Émond, Bélanger, Gaulin, Boucher, Bilodeau, Lamy, Roy, Turcotte, etc. Si nous portons un patronyme d’origine française, nous avons une Fille du Roy, ou plusieurs, parmi nos ancêtres. Comment pouvons-nous en être aussi sûrs?

Pendant la décennie 1663-1673, Louis XIV fit traverser l’Atlantique à près de 800 femmes, à destination de la Nouvelle-France. Depuis le début de la colonie, des femmes étaient venues avec leur mari et leur famille ou avaient osé la traversée pour les retrouver quelques années plus tard, quand leur situation était devenue moins précaire. À plusieurs reprises, des recruteurs sont retournés en France faire le plein d’engagés, presque toujours célibataires. Pensons à Robert Giffard, Jeanne Mance, monsieur de Maisonneuve, Jérome Le Royer, Olivier Letardif et bien d’autres.

Or, aux environs de 1660, la population s’élevait à moins de 2 500 personnes, dans la colonie. C’était bien peu en comparaison des prospères colonies anglaise et hollandaise établies un peu plus au sud. De plus, les agressions iroquoises continuaient de plus belle. Certains dirigeants s’inquiétaient de la viabilité de la Nouvelle-France.

C’est ainsi qu’en 1663 on comptait de 6 à 14 hommes pour une femme en Nouvelle-France. Louis XIV décida alors de répondre favorablement aux demandes insistantes des responsables de la colonie. Prenant à sa charge leur transport et peut-être aussi leur établissement, il recruta ces quelque 800 femmes à marier. C’était là le vrai nom qu’on leur attribuait au XVIIe siècle; l’appellation Filles du Roy leur fut donnée par Marguerite Bourgeoys quelques années plus tard. En bonne partie, elles furent tirées de La Salpêtrière, à Paris, sorte de refuge pour les pauvres, orphelins et autres exclus de la société. Ces orphelines ont fort probablement subi leur départ pour la colonie selon un document découvert ces dernières années.
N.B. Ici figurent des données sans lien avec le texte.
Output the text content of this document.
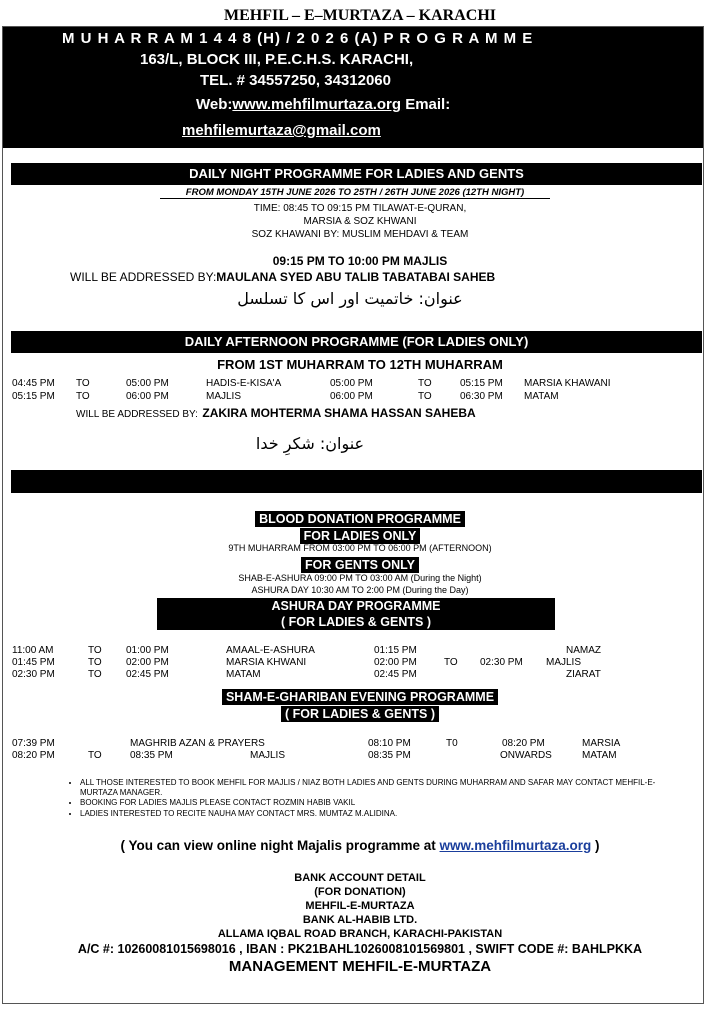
MEHFIL – E–MURTAZA – KARACHI
M U H A R R A M 1 4 4 8 (H) / 2 0 2 6 (A) P R O G R A M M E
163/L, BLOCK III, P.E.C.H.S. KARACHI,
TEL. # 34557250, 34312060
Web:www.mehfilmurtaza.org Email:
mehfilemurtaza@gmail.com
DAILY NIGHT PROGRAMME FOR LADIES AND GENTS
FROM MONDAY 15TH JUNE 2026 TO 25TH / 26TH JUNE 2026 (12TH NIGHT)
TIME: 08:45 TO 09:15 PM TILAWAT-E-QURAN,
MARSIA & SOZ KHWANI
SOZ KHAWANI BY: MUSLIM MEHDAVI & TEAM
09:15 PM TO 10:00 PM MAJLIS
WILL BE ADDRESSED BY:MAULANA SYED ABU TALIB TABATABAI SAHEB
عنوان: خاتمیت اور اس کا تسلسل
DAILY AFTERNOON PROGRAMME (FOR LADIES ONLY)
FROM 1ST MUHARRAM TO 12TH MUHARRAM
04:45 PM TO	05:00 PM	HADIS-E-KISA'A	05:00 PM	TO	05:15 PM MARSIA KHAWANI
05:15 PM TO	06:00 PM	MAJLIS	06:00 PM	TO	06:30 PM MATAM
WILL BE ADDRESSED BY: ZAKIRA MOHTERMA SHAMA HASSAN SAHEBA
عنوان: شکرِ خدا
BLOOD DONATION PROGRAMME
FOR LADIES ONLY
9TH MUHARRAM FROM 03:00 PM TO 06:00 PM (AFTERNOON)
FOR GENTS ONLY
SHAB-E-ASHURA 09:00 PM TO 03:00 AM (During the Night)
ASHURA DAY 10:30 AM TO 2:00 PM (During the Day)
ASHURA DAY PROGRAMME
( FOR LADIES & GENTS )
11:00 AM	TO 01:00 PM	AMAAL-E-ASHURA	01:15 PM	NAMAZ
01:45 PM	TO 02:00 PM	MARSIA KHWANI	02:00 PM	TO 02:30 PM MAJLIS
02:30 PM	TO 02:45 PM	MATAM	02:45 PM	ZIARAT
SHAM-E-GHARIBAN EVENING PROGRAMME
( FOR LADIES & GENTS )
07:39 PM	MAGHRIB AZAN & PRAYERS	08:10 PM	T0	08:20 PM	MARSIA
08:20 PM	TO	08:35 PM	MAJLIS	08:35 PM	ONWARDS	MATAM
• ALL THOSE INTERESTED TO BOOK MEHFIL FOR MAJLIS / NIAZ BOTH LADIES AND GENTS DURING MUHARRAM AND SAFAR MAY CONTACT MEHFIL-E-MURTAZA MANAGER.
• BOOKING FOR LADIES MAJLIS PLEASE CONTACT ROZMIN HABIB VAKIL
• LADIES INTERESTED TO RECITE NAUHA MAY CONTACT MRS. MUMTAZ M.ALIDINA.
( You can view online night Majalis programme at www.mehfilmurtaza.org )
BANK ACCOUNT DETAIL
(FOR DONATION)
MEHFIL-E-MURTAZA
BANK AL-HABIB LTD.
ALLAMA IQBAL ROAD BRANCH, KARACHI-PAKISTAN
A/C #: 10260081015698016 , IBAN : PK21BAHL1026008101569801 , SWIFT CODE #: BAHLPKKA
MANAGEMENT MEHFIL-E-MURTAZA
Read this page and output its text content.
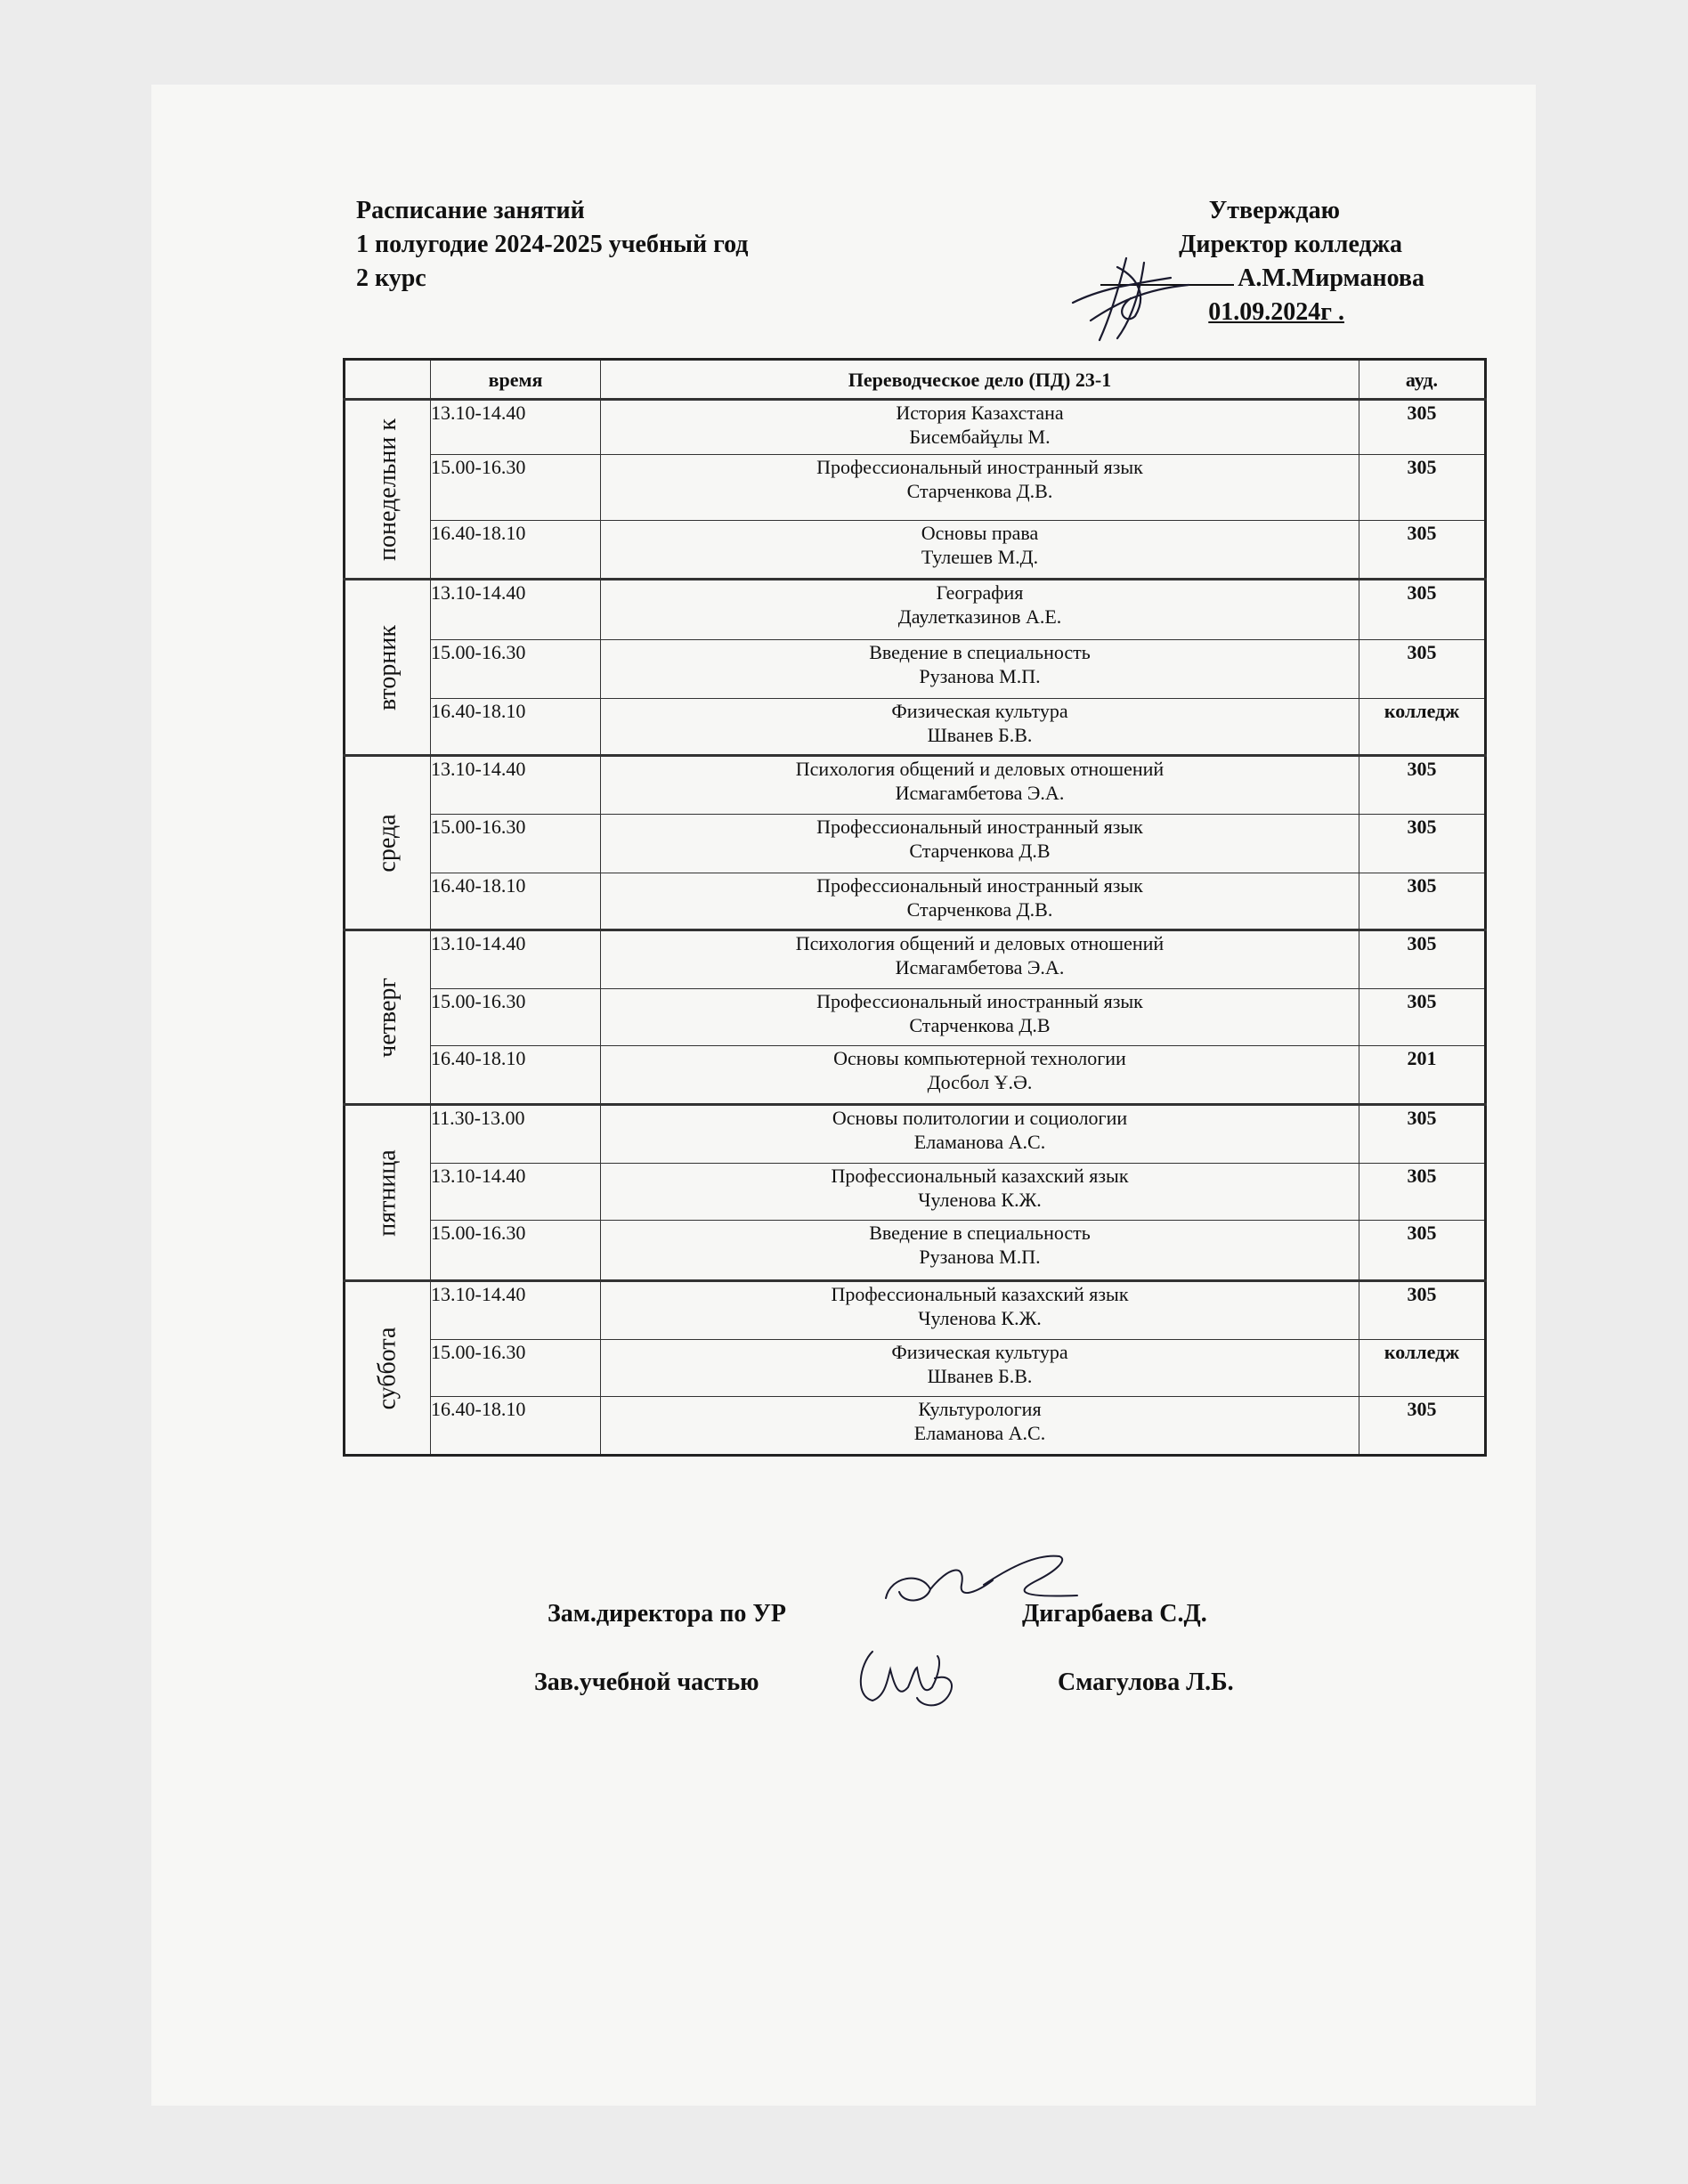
Расписание занятий
1 полугодие 2024-2025 учебный год
2 курс
Утверждаю
Директор колледжа
А.М.Мирманова
01.09.2024г .
	время	Переводческое дело (ПД) 23-1	ауд.

понедельни к	13.10-14.40	История Казахстана
Бисембайұлы М.	305
	15.00-16.30	Профессиональный иностранный язык
Старченкова Д.В.	305
	16.40-18.10	Основы права
Тулешев М.Д.	305

вторник	13.10-14.40	География
Даулетказинов А.Е.	305
	15.00-16.30	Введение в специальность
Рузанова М.П.	305
	16.40-18.10	Физическая культура
Шванев Б.В.	колледж

среда	13.10-14.40	Психология общений и деловых отношений
Исмагамбетова Э.А.	305
	15.00-16.30	Профессиональный иностранный язык
Старченкова Д.В	305
	16.40-18.10	Профессиональный иностранный язык
Старченкова Д.В.	305

четверг	13.10-14.40	Психология общений и деловых отношений
Исмагамбетова Э.А.	305
	15.00-16.30	Профессиональный иностранный язык
Старченкова Д.В	305
	16.40-18.10	Основы компьютерной технологии
Досбол Ұ.Ә.	201

пятница	11.30-13.00	Основы политологии и социологии
Еламанова А.С.	305
	13.10-14.40	Профессиональный казахский язык
Чуленова К.Ж.	305
	15.00-16.30	Введение в специальность
Рузанова М.П.	305

суббота	13.10-14.40	Профессиональный казахский язык
Чуленова К.Ж.	305
	15.00-16.30	Физическая культура
Шванев Б.В.	колледж
	16.40-18.10	Культурология
Еламанова А.С.	305
Зам.директора по УР	Дигарбаева С.Д.
Зав.учебной частью	Смагулова Л.Б.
À part elles, il y eut bien des filles de notables, mais surtout des filles d’origine modeste. Elles quittaient leur pays en espérant une vie meilleure. Mais leur mission était claire: se marier et fonder des familles.

Le 16 juin 1663, L’Aigle d’Or, ce navire du Roy transportant parmi ses 225 passagers 36 Filles du Roy, quitte le port de La Rochelle. Le 22 septembre suivant, après 111 jours de traversée, il jette l’ancre devant Québec.

Des écrits du temps nous informent que le voyage s’est avéré particulièrement pénible. Une soixantaine de passagers meurent en mer et ceux qui débarquent sont dans un état lamentable. Les Filles du Roy doivent bien être dans la même condition. Recueillies par les Ursulines, elles sont soignées et nourries. Puis, remises sur pied, elles participent à des rencontres organisées afin de prendre contact avec ces hommes du pays qui les attendent depuis si longtemps. Elles choisiront un de ces hommes comme époux, s’établiront avec lui et fonderont une famille. On a souvent entendu dire qu’elles se marient dans les quinze jours, pour la plupart. C’est faux. Elles se marient presque toutes dans les cinq mois qui suivent leur arrivée.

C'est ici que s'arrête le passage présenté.